November 20, 2009
If I had to guestimate, I would say that about 85% of all Korean food is the color red. What does that mean? Well, it makes for a very vibrant and flavorful cuisine that's just a tad bit spicy. Before AC, I could hardly tolerate the heat -- I even used to think kimchi (Korean pickles) was spicy! Now that I'm older and wiser, I know kimchi is just child's play...bring on the real heat ;)
This chicken dish used to be one of my favorite meals back in the day because it was one of the few Korean foods that I could actually eat! Don't be fooled by its fiery, red looks though. While the marinade does contain some red pepper paste, it also has equal parts of sugar in it -- which when cooked, caramelizes to make a wonderfully sweet and spicy glaze. Ginger and garlic add more depth and spiciness to the flavor; pureed onions add a different, more subtle type of sweetness. Best served slightly charred and on the cusp of burnt, this is a dish that even those who think kimchi is spicy will enjoy.

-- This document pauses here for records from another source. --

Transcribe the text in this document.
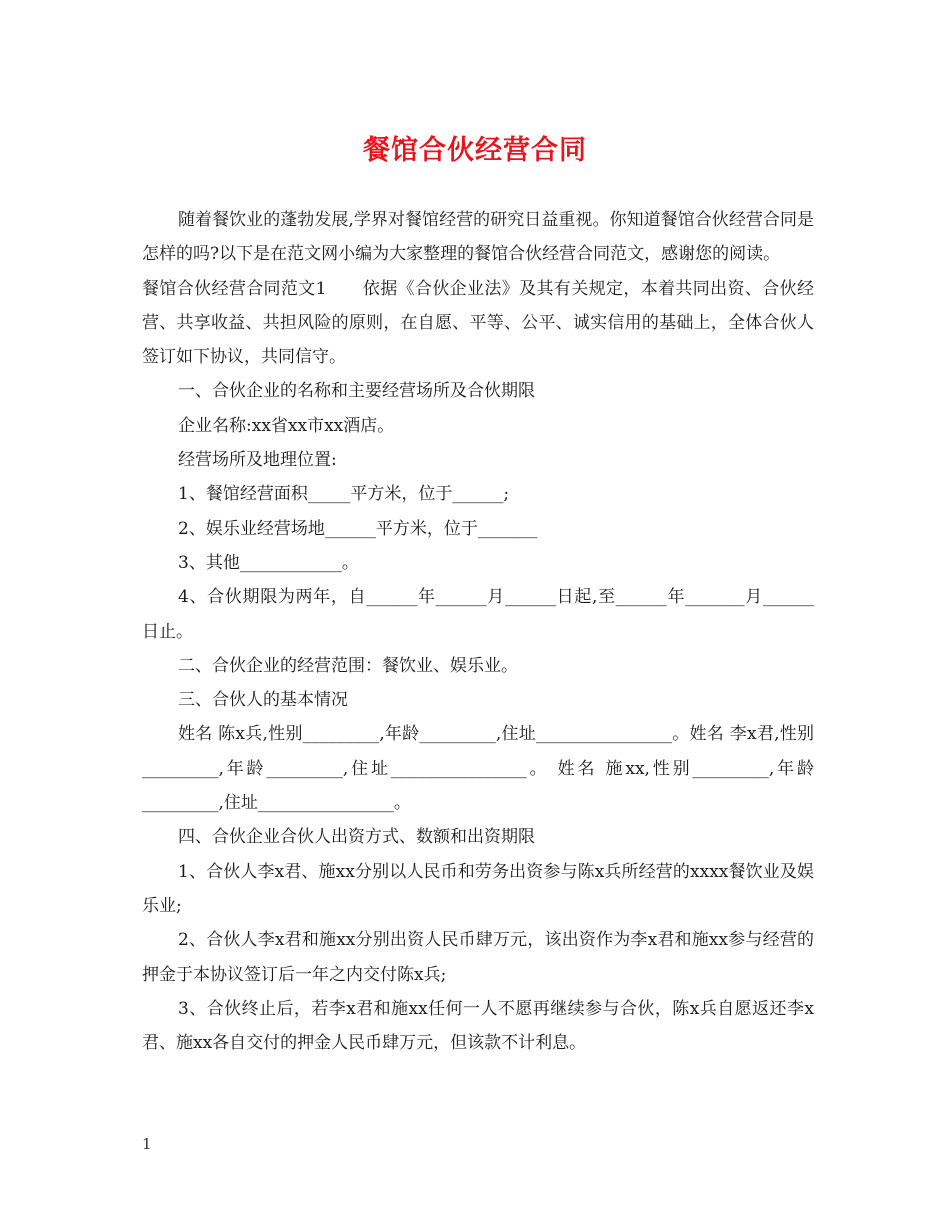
餐馆合伙经营合同

随着餐饮业的蓬勃发展,学界对餐馆经营的研究日益重视。你知道餐馆合伙经营合同是怎样的吗?以下是在范文网小编为大家整理的餐馆合伙经营合同范文，感谢您的阅读。

餐馆合伙经营合同范文1 依据《合伙企业法》及其有关规定，本着共同出资、合伙经营、共享收益、共担风险的原则，在自愿、平等、公平、诚实信用的基础上，全体合伙人签订如下协议，共同信守。

一、合伙企业的名称和主要经营场所及合伙期限

企业名称:xx省xx市xx酒店。

经营场所及地理位置:

1、餐馆经营面积_____平方米，位于______;

2、娱乐业经营场地______平方米，位于_______

3、其他____________。

4、合伙期限为两年，自______年______月______日起,至______年_______月______日止。

二、合伙企业的经营范围：餐饮业、娱乐业。

三、合伙人的基本情况

姓名 陈x兵,性别_________,年龄_________,住址________________。姓名 李x君,性别_________,年龄_________,住址________________。 姓名 施xx,性别_________,年龄_________,住址________________。

四、合伙企业合伙人出资方式、数额和出资期限

1、合伙人李x君、施xx分别以人民币和劳务出资参与陈x兵所经营的xxxx餐饮业及娱乐业;

2、合伙人李x君和施xx分别出资人民币肆万元，该出资作为李x君和施xx参与经营的押金于本协议签订后一年之内交付陈x兵;

3、合伙终止后，若李x君和施xx任何一人不愿再继续参与合伙，陈x兵自愿返还李x君、施xx各自交付的押金人民币肆万元，但该款不计利息。

1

Korean Chili Paste Spicy Chicken
Adapted from Week of Menus
8 boneless, skinless chicken thighs
1/4 cup kochu'jang (red pepper paste)
2 tablespoons soy sauce
1/4 cup white sugar
2 tablespoons mirin
1/2 cup onion, pureed
3 tablespoons minced ginger
2 tablespoons minced garlic
Mix all ingredients together (except chicken) in a large bowl. Add chicken and marinade overnight. Barbecue or broil until slightly charred.